Rachel Reeves should remove stamp duty from the purchase of shares in smaller firms as a first step in abolishing the levy completely from the UK stock market, campaigners said this weekend.
The Mail on Sunday is campaigning for the tax to be scrapped to encourage investment in the UK stock market and create a level playing field with other countries.
The Chancellor is reluctant to forgo the revenue despite it reducing activity on London markets, which further cuts the tax take.
Scrapping the tax would boost small investors, who have seen their Isas and pensions hammered in Donald Trump’s tariff mayhem.

Under pressure: Rachel Reeves should remove stamp duty from the purchase of shares in smaller firms as a first step in abolishing the levy completely from the UK stock market
The Investment Association, which represents about 250 money managers looking after £9.1 trillion of assets, is now proposing that abolition should be phased in.

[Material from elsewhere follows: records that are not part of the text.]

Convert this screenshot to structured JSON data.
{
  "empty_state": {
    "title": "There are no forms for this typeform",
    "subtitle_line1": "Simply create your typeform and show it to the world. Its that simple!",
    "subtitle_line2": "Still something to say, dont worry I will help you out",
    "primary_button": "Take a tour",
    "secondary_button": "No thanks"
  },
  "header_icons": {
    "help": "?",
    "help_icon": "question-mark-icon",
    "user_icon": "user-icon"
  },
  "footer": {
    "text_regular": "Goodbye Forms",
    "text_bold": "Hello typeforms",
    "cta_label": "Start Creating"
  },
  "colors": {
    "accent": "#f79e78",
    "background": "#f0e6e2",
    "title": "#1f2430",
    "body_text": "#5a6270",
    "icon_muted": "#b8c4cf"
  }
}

It has put forward a blueprint for ‘incremental reductions’ in the tax for sectors that the Government wants to ‘actively support and promote’, such as small and medium-sized firms or those operating in medicine and defence. The UK charges 0.5 per cent stamp duty on share purchases, compared with 0.3 per cent in France, 0.2 per cent in Hong Kong and zero in the US.
As the tax is only charged on UK-registered firms, it incentivises investors to put their money in stocks listed elsewhere.

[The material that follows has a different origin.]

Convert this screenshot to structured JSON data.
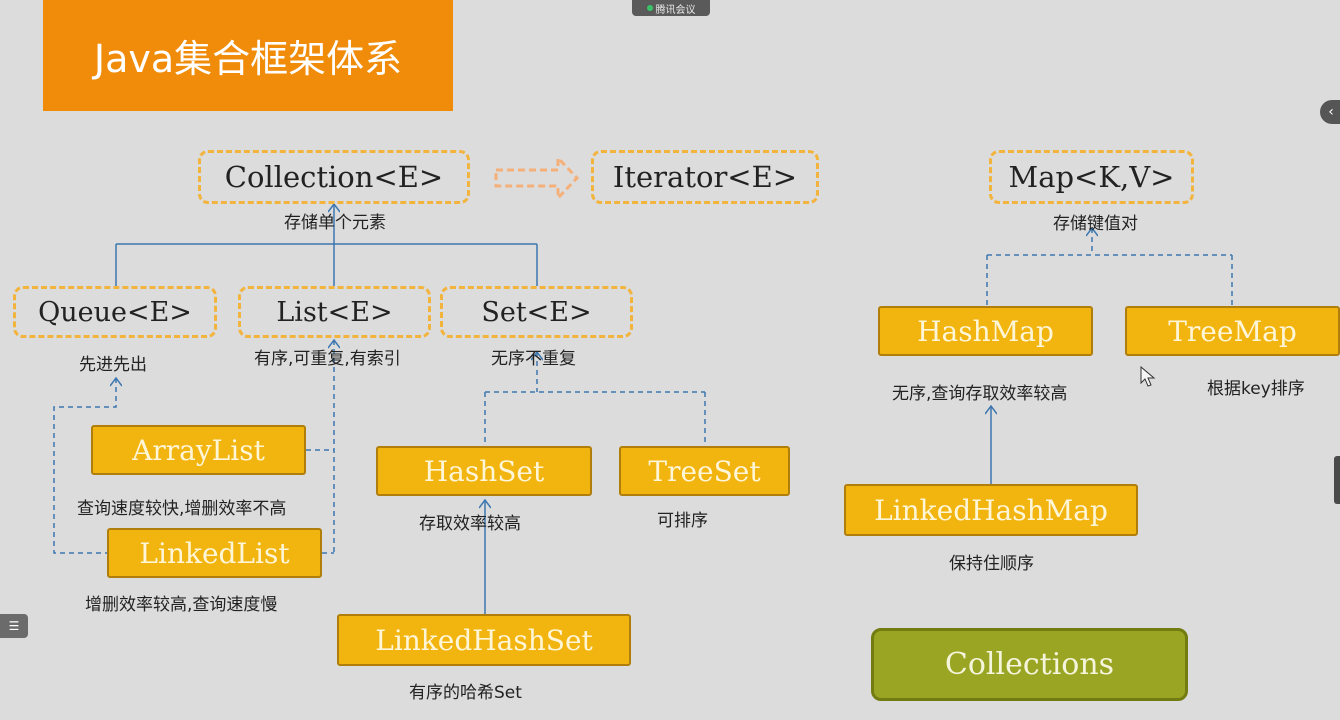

‘It is unrealistic to expect UK equities to compete in international capital markets unless there is a level playing field on transaction costs,’ the Investment Association said, while acknowledging ministers would be ‘concerned’ about losing tax revenue. But it pointed out that over the past decade, the amount brought in had ‘diminished significantly’.
It said: ‘With less listing and trading in London, the revenue raised by the tax has fallen from a 2007-8 high of £4.1 billion to £3.78 billion in 2022-3. Adjusted for inflation, this represents a staggering 44 per cent drop.’
The association added that the tax take was ‘likely to fall further’ as the UK lags behind rival markets with lower tax rates.